Guru Besar Filsafat Pendidikan Islam UIN Suska Riau
SECARA umum, setiap manusia menyadari bahwa dirinya merupakan ciptaan dan berada di bawah kekuasaan Tuhan. Namun, tanpa disadari terkadang manusia menempatkan dirinya melapaui “Tuhan”. Tatkala Tuhan dengan Rahman dan Rahim-Nya melampaui murka-Nya yang diwujudkan dengan pengampunan terhadap hamba. Apatahlagi tatkala hamba memohon pengampunan dengan ketulusan dan penyesalan yang mendalam. Untuk itu, Tuhan telah mengajarkan kepada manusia untuk sadar atas ketidakmampuan dan sifat ketergantungannya.
Apa yang ditunjukkan Tuhan kepada hamba-Nya yang sombong dan mengambil hak Tuhan, sesungguhnya dapat terlihat pada pengusiran iblis dari surga-Nya disebabkan keengganan iblis mengakui kelebihan Nabi Adam. Kesombongan iblis dipicu oleh keangkuhan atas asal kejadiannya, ketaatan ibadahnya, senioritas penciptaan atas dirinya. Dan ketinggian derajatnya. Akibatnya, iblis diusir dari surga-Nya. Pengusiran tersebut disebabkan iblis mengambil sifat Tuhan dengan kesombongan atas status yang dimilikinya. Akibat dari pengusiran tersebut, iblis memproklamirkan permusuhan, menanam dendam, dan menyemai kebencian mendalam terhadap Nabi Adam. Dendam dan kebencian pada Nabi Adam dan anak cucunya berlangsung sejak iblis diusir sampai hari kiamat.

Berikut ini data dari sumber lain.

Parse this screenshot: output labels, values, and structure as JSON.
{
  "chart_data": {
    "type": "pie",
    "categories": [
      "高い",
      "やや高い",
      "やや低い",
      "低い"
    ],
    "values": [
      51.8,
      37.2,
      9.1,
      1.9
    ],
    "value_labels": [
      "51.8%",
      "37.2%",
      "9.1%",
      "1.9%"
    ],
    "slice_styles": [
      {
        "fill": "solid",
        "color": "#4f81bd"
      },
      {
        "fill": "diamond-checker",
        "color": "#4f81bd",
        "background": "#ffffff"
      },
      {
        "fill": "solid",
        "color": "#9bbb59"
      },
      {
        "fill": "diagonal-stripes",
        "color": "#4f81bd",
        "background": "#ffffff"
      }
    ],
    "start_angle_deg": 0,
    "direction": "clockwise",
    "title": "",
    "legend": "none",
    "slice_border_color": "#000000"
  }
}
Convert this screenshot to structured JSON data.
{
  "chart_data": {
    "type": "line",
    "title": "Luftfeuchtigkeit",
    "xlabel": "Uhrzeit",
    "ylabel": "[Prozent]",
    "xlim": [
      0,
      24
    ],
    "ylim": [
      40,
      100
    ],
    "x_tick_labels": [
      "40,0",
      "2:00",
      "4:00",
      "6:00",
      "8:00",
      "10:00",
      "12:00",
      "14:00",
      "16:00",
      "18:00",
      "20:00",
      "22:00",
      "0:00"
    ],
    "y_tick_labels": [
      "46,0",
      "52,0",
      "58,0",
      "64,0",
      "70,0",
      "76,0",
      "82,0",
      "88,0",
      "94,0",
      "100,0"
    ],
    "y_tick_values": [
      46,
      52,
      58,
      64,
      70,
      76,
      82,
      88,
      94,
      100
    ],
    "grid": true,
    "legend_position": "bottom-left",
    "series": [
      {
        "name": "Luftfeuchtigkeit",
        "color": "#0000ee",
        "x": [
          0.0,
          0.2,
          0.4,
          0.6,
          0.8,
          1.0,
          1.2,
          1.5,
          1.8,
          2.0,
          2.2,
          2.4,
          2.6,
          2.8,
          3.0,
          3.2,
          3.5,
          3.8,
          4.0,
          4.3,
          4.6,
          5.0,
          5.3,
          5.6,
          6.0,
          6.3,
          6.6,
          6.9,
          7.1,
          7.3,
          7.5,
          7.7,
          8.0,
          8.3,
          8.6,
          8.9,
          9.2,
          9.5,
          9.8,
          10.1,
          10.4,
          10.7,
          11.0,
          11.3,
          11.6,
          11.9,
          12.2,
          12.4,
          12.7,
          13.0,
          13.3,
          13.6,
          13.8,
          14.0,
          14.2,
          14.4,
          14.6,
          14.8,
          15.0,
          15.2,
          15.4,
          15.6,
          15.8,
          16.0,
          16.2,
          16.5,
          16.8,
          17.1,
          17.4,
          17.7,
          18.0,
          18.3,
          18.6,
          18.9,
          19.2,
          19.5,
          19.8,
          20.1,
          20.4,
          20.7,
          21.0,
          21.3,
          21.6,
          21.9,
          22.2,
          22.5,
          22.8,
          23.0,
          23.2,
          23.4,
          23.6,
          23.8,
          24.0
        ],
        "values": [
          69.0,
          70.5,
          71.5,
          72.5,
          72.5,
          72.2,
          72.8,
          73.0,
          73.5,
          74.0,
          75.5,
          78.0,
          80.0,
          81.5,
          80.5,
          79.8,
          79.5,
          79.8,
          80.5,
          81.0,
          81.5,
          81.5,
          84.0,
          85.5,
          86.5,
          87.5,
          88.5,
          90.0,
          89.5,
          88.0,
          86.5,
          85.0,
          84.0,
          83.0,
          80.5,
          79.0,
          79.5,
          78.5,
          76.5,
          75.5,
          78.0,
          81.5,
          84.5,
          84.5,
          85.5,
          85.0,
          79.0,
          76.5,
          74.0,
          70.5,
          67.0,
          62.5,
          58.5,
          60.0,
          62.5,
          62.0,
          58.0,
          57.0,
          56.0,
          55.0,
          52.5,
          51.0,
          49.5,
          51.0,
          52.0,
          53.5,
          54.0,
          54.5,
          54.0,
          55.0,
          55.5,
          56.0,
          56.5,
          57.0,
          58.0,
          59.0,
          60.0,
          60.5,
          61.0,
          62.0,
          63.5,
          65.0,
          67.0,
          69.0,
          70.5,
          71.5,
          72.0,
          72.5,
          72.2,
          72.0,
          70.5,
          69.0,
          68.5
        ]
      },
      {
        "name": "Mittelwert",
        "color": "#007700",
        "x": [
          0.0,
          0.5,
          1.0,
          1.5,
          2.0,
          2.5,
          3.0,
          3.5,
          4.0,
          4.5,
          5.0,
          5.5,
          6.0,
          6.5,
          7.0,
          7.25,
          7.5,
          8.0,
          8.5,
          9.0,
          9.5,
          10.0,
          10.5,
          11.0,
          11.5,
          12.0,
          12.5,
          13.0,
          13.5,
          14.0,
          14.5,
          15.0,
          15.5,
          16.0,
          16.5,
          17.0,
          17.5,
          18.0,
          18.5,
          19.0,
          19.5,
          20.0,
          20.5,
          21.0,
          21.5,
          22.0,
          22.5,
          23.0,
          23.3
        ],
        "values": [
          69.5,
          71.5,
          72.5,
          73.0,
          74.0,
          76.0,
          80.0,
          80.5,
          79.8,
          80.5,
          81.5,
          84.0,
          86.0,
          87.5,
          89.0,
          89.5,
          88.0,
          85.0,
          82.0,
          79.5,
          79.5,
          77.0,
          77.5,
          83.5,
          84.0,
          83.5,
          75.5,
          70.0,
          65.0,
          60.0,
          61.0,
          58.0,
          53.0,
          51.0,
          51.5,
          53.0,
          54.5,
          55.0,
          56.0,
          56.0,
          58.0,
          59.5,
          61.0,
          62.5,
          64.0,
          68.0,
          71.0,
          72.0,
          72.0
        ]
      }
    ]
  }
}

Dalam konteks di atas, iblis tidak pernah introspeksi atas dirinya dan melihat keunggulan orang lain yang mungkin tak pernah dimilikinya. Secara tidak bijak justru iblis menjadikan Nabi Adam sebagai musuh, bukan merangkul Nabi Adam sebagai kekuatan yang saling melengkapi. Dalam hal ini, iblis menyelesaikan persoalan dengan dendam kesumat. Apakah setiap kebenaran yang muncul harus disikapi dengan kebencian. Sebagaimana kebenaran firman Allah yang disikapi oleh iblis dengan pengingkaran dan kebencian yang mendalam.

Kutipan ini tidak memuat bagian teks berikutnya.